FRESNILLO. El administrador del Rastro Municipal de Fresnillo, Salvador Valle Lozano confirmó que recientemente fue detectada carne de res con clembuterol, situación que fue identificada mediante acciones de vigilancia sanitaria realizadas por la Comisión Federal para la Protección contra Riesgos Sanitarios (Cofepris).
Explicó que la dependencia federal notificó al rastro municipal luego de detectar la sustancia en carne que había sido distribuida a una carnicería de la localidad, tras el sacrificio del animal en las instalaciones municipales.
Valle Lozano detalló que el ejemplar correspondía a una vaca de aproximadamente 130 meses de edad, proveniente de un agostadero, la cual ingresó al rastro con toda la documentación requerida y sin presentar anomalías visibles durante la inspección inicial.

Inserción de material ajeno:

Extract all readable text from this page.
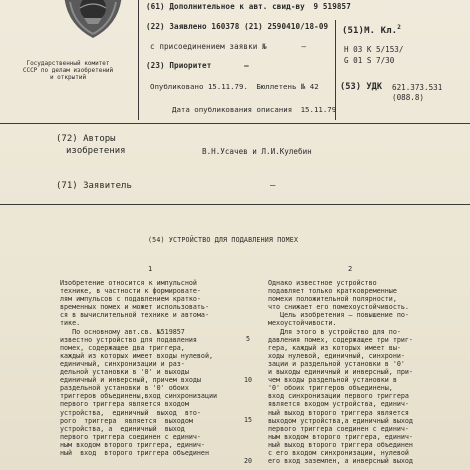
Государственный комитет СССР по делам изобретений и открытий
(61) Дополнительное к авт. свид-ву 9 519857
(22) Заявлено 160378 (21) 2590410/18-09 (51)М. Кл.$^2$
с присоединением заявки №	—	Н 03 К 5/153/
G 01 S 7/30
(23) Приоритет	—
Опубликовано 15.11.79. Бюллетень № 42 (53) УДК 621.373.531
(088.8)
Дата опубликования описания 15.11.79
(72) Авторы
изобретения	В.Н.Усачев и Л.И.Кулебин
(71) Заявитель	—
(54) УСТРОЙСТВО ДЛЯ ПОДАВЛЕНИЯ ПОМЕХ
1	2

Изобретение относится к импульсной

технике, в частности к формировате-

лям импульсов с подавлением кратко-

временных помех и может использовать-

ся в вычислительной технике и автома-

тике.

По основному авт.св. №519857

известно устройство для подавления

помех, содержащее два триггера,

каждый из которых имеет входы нулевой,

единичный, синхронизации и раз-

дельной установки в '0' и выходы

единичный и инверсный, причем входы

раздельной установки в '0' обоих

триггеров объединены,вход синхронизации

первого триггера является входом

устройства,  единичный  выход  вто-

рого  триггера  является  выходом

устройства, а  единичный  выход

первого триггера соединен с единич-

ным входом второго триггера, единич-

ный  вход  второго триггера объединен

5
10
15
20

Однако известное устройство

подавляет только кратковременные

помехи положительной полярности,

что снижает его помехоустойчивость.

Цель изобретения – повышение по-

мехоустойчивости.

Для этого в устройство для по-

давления помех, содержащее три триг-

гера, каждый из которых имеет вы-

ходы нулевой, единичный, синхрони-

зации и раздельной установки в '0'

и выходы единичный и инверсный, при-

чем входы раздельной установки в

'0' обоих триггеров объединены,

вход синхронизации первого триггера

является входом устройства, единич-

ный выход второго триггера является

выходом устройства,а единичный выход

первого триггера соединен с единич-

ным входом второго триггера, единич-

ный выход второго триггера объединен

с его входом синхронизации, нулевой

его вход заземлен, а инверсный выход
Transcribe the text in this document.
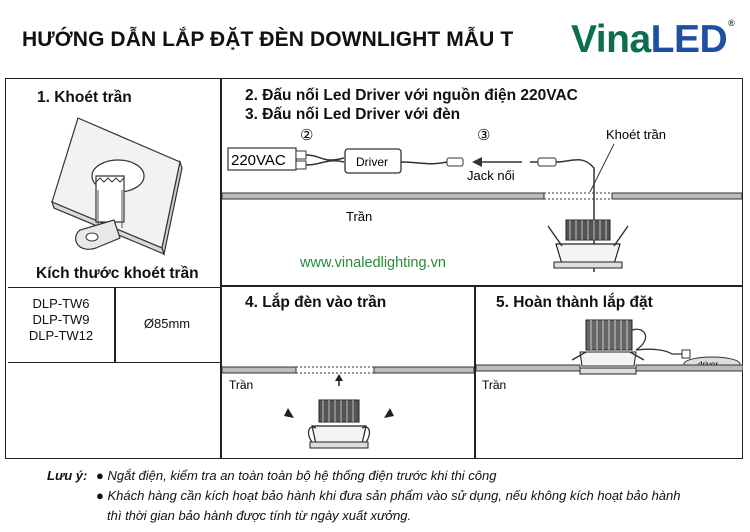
HƯỚNG DẪN LẮP ĐẶT ĐÈN DOWNLIGHT MẪU T VinaLED®
1. Khoét trần
Kích thước khoét trần
DLP-TW6
DLP-TW9
DLP-TW12
Ø85mm
2. Đấu nối Led Driver với nguồn điện 220VAC
3. Đấu nối Led Driver với đèn
220VAC
②
Driver
③
Jack nối
Khoét trần
Trần
www.vinaledlighting.vn
4. Lắp đèn vào trần
Trần
5. Hoàn thành lắp đặt
Trần
Lưu ý: ● Ngắt điện, kiểm tra an toàn toàn bộ hệ thống điện trước khi thi công
● Khách hàng cần kích hoạt bảo hành khi đưa sản phẩm vào sử dụng, nếu không kích hoạt bảo hành
thì thời gian bảo hành được tính từ ngày xuất xưởng.
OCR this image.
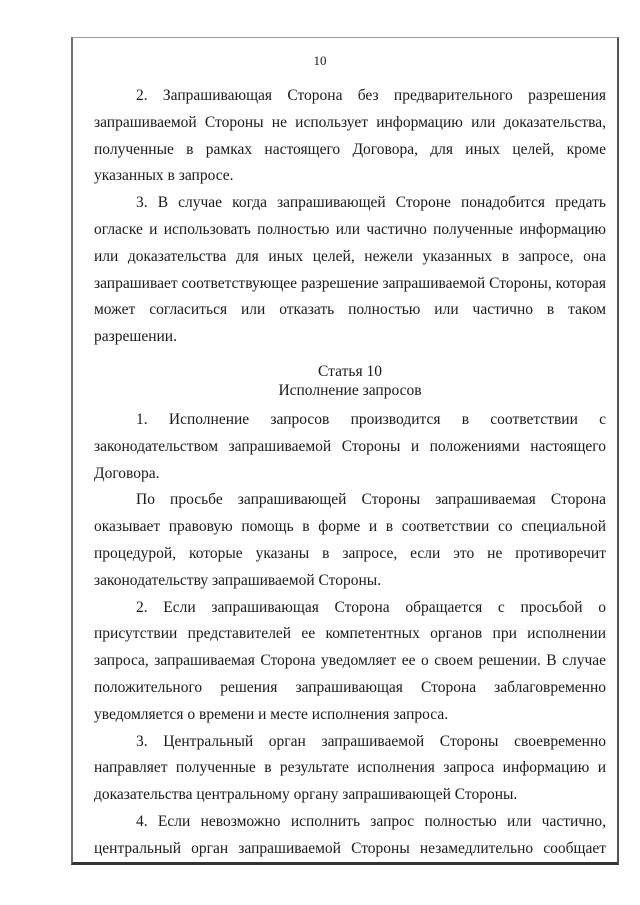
10

2. Запрашивающая Сторона без предварительного разрешения запрашиваемой Стороны не использует информацию или доказательства, полученные в рамках настоящего Договора, для иных целей, кроме указанных в запросе.

3. В случае когда запрашивающей Стороне понадобится предать огласке и использовать полностью или частично полученные информацию или доказательства для иных целей, нежели указанных в запросе, она запрашивает соответствующее разрешение запрашиваемой Стороны, которая может согласиться или отказать полностью или частично в таком разрешении.

Статья 10
Исполнение запросов

1. Исполнение запросов производится в соответствии с законодательством запрашиваемой Стороны и положениями настоящего Договора.

По просьбе запрашивающей Стороны запрашиваемая Сторона оказывает правовую помощь в форме и в соответствии со специальной процедурой, которые указаны в запросе, если это не противоречит законодательству запрашиваемой Стороны.

2. Если запрашивающая Сторона обращается с просьбой о присутствии представителей ее компетентных органов при исполнении запроса, запрашиваемая Сторона уведомляет ее о своем решении. В случае положительного решения запрашивающая Сторона заблаговременно уведомляется о времени и месте исполнения запроса.

3. Центральный орган запрашиваемой Стороны своевременно направляет полученные в результате исполнения запроса информацию и доказательства центральному органу запрашивающей Стороны.

4. Если невозможно исполнить запрос полностью или частично, центральный орган запрашиваемой Стороны незамедлительно сообщает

Posteriormente, dijo, se realizaron análisis de laboratorio a muestras obtenidas de la res, confirmándose la presencia de pequeñas cantidades de clembuterol, por lo que las acciones relacionadas con el posible decomiso del producto quedaron bajo la responsabilidad de las autoridades sanitarias competentes.
El administrador señaló que actualmente el rastro aplica protocolos de trazabilidad desde el ingreso del ganado hasta la comercialización de la carne, lo que permite conocer el origen de los animales y el destino final de los productos cárnicos.
“Se lleva una trazabilidad completa desde que llega el ganado hasta la distribución de la carne en los establecimientos autorizados”, afirmó.
Como parte de las medidas preventivas, anunció la implementación de un esquema de “proveedores confiables”, mediante el cual se buscará identificar a introductores que garanticen buenas prácticas en la alimentación y manejo del ganado para disminuir riesgos relacionados con el uso de sustancias prohibidas.
Además del monitoreo de clembuterol, Valle Lozano informó que el rastro mantiene una vigilancia permanente para detectar enfermedades que puedan comprometer la salud pública.
Entre las principales causas de decomiso en porcinos mencionó la erisipela, padecimiento que obliga a retirar tejidos y partes específicas del animal para evitar que ingresen a la cadena alimentaria.
En el caso del ganado bovino, explicó, se revisan de manera minuciosa vísceras, pulmones e hígado para detectar posibles parásitos, lesiones o indicios de tuberculosis. Cuando existe alguna sospecha, las muestras son enviadas a laboratorio para su confirmación.
Asimismo, destacó que las instalaciones del rastro se encuentran en condiciones favorables y actualmente se preparan para futuras revisiones sanitarias, por lo que se han reforzado las acciones de limpieza, supervisión veterinaria y control operativo.
El administrador del Rastro Municipal aseguró que el ingreso de animales en condiciones de debilidad extrema o denominados “vacas caídas” únicamente se autoriza en casos excepcionales y bajo estricta valoración médica veterinaria, con el propósito de garantizar la inocuidad de los productos destinados al consumo humano.